The Workflow Systems group is advancing the frontiers of scientific computing through innovative approaches to coupled workflow automation, scientific data management, and data reduction. HPC and AI permeate into all areas of our research allowing us to work with hundreds of mission critical applications including areas of fusion energy, accelerator science, aerospace, and radio astronomy. Our group has created software that includes:

  • ADIOS (Adaptable Input/Output System) is a high-performance I/O middleware developed to efficiently manage the storage, retrieval, and movement of large-scale scientific data in high-performance computing (HPC) environments. ADIOS provides a flexible, scalable, and portable framework for reading and writing data from simulations, experiments, or instruments. It supports a variety of data transport methods and file formats, allowing users to optimize I/O performance based on their application's needs. With its support for in situ data processing and tight integration with analysis and visualization tools, ADIOS plays a critical role in reducing I/O bottlenecks and enabling real-time data insights in exascale and data-intensive computing workflows.

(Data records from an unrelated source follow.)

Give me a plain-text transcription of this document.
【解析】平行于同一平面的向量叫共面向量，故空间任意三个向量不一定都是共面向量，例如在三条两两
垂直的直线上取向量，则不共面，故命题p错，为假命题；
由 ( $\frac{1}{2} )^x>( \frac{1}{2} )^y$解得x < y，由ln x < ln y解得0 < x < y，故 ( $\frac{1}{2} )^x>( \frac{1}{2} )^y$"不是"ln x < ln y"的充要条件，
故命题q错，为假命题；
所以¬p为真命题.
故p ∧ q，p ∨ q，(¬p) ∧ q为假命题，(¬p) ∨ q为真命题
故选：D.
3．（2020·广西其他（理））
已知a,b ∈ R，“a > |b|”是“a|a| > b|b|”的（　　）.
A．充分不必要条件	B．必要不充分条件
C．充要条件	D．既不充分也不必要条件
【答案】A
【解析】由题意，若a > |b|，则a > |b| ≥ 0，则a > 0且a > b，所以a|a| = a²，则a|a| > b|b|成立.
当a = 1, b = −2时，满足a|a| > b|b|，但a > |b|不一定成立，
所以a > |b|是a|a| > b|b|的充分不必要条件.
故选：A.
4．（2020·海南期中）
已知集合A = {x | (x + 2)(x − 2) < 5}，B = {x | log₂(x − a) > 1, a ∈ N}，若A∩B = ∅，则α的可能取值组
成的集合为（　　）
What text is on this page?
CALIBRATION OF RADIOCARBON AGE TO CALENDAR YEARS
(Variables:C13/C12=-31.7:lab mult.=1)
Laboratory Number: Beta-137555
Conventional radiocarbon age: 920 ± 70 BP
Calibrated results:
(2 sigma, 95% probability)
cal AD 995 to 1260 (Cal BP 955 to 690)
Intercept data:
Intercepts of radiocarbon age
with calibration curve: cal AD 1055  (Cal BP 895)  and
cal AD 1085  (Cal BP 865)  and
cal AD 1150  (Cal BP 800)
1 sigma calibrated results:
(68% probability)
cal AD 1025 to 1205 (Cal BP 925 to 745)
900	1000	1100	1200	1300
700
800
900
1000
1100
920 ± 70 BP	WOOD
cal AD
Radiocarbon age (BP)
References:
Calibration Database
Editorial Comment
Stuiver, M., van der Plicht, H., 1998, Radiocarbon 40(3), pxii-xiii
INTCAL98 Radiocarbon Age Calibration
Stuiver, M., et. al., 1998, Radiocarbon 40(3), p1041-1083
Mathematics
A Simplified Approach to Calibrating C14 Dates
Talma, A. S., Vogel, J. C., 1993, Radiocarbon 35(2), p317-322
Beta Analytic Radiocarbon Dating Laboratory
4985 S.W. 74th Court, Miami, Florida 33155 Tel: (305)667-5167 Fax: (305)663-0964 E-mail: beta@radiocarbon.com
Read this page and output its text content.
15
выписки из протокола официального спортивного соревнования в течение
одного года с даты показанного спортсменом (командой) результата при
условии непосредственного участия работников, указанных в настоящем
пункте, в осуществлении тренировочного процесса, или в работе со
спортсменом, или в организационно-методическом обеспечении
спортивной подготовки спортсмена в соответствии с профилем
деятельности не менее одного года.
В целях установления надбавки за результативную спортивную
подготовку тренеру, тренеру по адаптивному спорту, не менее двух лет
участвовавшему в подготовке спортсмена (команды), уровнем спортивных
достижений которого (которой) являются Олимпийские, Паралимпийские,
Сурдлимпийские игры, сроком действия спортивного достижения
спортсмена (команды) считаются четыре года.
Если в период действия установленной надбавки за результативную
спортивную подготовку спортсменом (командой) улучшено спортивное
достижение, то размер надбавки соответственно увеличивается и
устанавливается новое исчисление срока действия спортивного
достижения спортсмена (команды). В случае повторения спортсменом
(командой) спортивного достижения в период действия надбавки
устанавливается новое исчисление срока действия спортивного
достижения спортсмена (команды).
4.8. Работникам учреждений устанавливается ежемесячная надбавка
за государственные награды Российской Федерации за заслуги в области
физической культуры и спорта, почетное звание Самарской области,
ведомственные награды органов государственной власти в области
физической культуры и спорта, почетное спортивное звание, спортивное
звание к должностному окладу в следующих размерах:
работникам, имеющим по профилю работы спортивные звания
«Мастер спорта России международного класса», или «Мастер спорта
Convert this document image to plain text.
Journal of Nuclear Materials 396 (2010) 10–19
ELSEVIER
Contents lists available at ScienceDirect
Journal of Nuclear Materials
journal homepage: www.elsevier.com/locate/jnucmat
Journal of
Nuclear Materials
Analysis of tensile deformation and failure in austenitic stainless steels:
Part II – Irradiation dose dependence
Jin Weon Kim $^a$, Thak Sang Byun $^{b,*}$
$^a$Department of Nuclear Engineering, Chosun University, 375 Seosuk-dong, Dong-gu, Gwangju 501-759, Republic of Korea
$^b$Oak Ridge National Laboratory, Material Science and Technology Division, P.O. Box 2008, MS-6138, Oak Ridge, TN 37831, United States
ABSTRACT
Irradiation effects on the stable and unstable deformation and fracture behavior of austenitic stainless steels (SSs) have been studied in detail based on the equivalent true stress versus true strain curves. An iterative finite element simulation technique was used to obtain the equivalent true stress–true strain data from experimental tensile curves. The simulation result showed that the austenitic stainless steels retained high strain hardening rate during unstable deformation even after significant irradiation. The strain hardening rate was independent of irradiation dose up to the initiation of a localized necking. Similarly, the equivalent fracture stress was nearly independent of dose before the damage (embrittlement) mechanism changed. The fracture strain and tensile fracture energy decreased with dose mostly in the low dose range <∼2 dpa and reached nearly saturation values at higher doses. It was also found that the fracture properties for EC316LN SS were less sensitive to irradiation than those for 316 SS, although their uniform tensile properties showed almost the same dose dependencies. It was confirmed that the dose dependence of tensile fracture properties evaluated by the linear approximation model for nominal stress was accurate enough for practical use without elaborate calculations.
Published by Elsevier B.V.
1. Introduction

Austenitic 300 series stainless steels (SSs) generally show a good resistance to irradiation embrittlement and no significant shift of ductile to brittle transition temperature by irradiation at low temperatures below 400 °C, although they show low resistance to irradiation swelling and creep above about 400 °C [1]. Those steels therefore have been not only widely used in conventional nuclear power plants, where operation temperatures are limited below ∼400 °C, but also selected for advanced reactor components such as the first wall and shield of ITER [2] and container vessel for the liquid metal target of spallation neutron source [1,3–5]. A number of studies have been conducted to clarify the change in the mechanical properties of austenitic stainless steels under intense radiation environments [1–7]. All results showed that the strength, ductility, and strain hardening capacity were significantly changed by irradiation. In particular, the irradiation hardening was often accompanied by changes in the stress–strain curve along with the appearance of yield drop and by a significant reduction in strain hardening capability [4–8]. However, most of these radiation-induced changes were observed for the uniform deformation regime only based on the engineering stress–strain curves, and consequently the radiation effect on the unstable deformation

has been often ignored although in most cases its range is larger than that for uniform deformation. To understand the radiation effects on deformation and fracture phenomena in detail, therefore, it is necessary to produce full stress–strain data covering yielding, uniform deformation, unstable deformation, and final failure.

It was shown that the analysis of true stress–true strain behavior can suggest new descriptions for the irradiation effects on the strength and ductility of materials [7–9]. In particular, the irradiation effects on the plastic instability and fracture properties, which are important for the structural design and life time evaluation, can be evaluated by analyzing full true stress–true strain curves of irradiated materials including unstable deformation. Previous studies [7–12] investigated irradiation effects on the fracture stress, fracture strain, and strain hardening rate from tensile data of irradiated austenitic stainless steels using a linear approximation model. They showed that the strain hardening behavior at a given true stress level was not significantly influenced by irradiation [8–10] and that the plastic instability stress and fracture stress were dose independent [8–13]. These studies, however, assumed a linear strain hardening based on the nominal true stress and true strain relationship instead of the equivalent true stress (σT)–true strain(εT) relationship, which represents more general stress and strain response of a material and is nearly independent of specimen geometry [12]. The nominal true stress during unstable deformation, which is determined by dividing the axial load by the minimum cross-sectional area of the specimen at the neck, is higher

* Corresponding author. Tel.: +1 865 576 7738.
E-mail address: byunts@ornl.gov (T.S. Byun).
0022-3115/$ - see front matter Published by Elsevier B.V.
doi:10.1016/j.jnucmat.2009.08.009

  • MGARD (Multigrid Adaptive Reduction of Data) is a high-performance, error-bounded compression and refactoring framework designed for scientific data. Built on multigrid numerical methods, MGARD enables efficient storage and transmission of large, multidimensional floating-point datasets by decomposing them hierarchically and preserving user-specified accuracy. It supports in situ workflows, progressive data access, and AI-readiness by maintaining critical data features while significantly reducing size. MGARD is widely used in HPC applications to overcome I/O and storage limitations without sacrificing scientific fidelity.
  • SimGrid is an open-source simulation framework for modeling and evaluating the performance of large-scale distributed systems such as HPC platforms, cloud infrastructures, and peer-to-peer networks. It enables users to simulate system behavior with high scalability and accuracy, using detailed models of computation and communication. With support for MPI application simulation and customizable scheduling policies, SimGrid is widely used in research to study resource allocation, fault tolerance, and energy efficiency—allowing reproducible experiments without the need for physical deployments.
  • EFFIS (Experimental Framework for Integrated Scientific Simulations) is a DOE-developed software ecosystem designed to support large-scale scientific workflows by enabling the integration of simulation, data management, and in situ analysis. Built to run on high-performance computing systems, EFFIS provides tools for orchestrating complex multi-physics simulations, managing data flow between components, and performing real-time monitoring and visualization. By streamlining these tasks, EFFIS enhances productivity and scientific insight, especially in exascale environments where efficient coordination of computation and data is critical.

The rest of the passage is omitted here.